A Time-Series Water Level Forecasting Model Based on Imputation and Variable Selection Method

Department of Information Management, National Yunlin University of Science and Technology, Yunlin, Taiwan

Correspondence should be addressed to Ching-Hsue Cheng

Received 20 June 2017; Revised 18 September 2017; Accepted 27 September 2017; Published 9 November 2017

Academic Editor: Amparo Alonso-Betanzos

Copyright © 2017 Jun-He Yang et al. This is an open access article distributed under the Creative Commons Attribution License, which permits unrestricted use, distribution, and reproduction in any medium, provided the original work is properly cited.

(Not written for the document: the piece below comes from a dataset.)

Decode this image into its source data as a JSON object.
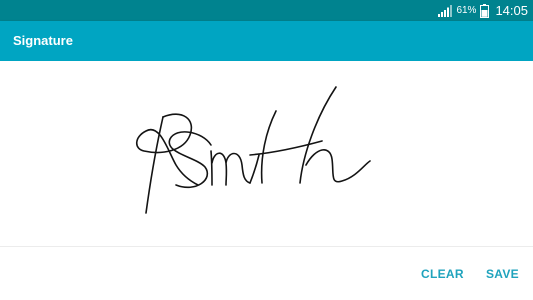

Reservoirs are important for households and impact the national economy. This paper proposed a time-series forecasting model based on estimating a missing value followed by variable selection to forecast the reservoir’s water level. This study collected data from the Taiwan Shimen Reservoir as well as daily atmospheric data from 2008 to 2015. The two datasets are concatenated into an integrated dataset based on ordering of the data as a research dataset. The proposed time-series forecasting model summarily has three foci. First, this study uses five imputation methods to directly delete the missing value. Second, we identified the key variable via factor analysis and then deleted the unimportant variables sequentially via the variable selection method. Finally, the proposed model uses a Random Forest to build the forecasting model of the reservoir’s water level. This was done to compare with the listing method under the forecasting error. These experimental results indicate that the Random Forest forecasting model when applied to variable selection with full variables has better forecasting performance than the listing model. In addition, this experiment shows that the proposed variable selection can help determine five forecast methods used here to improve the forecasting capability.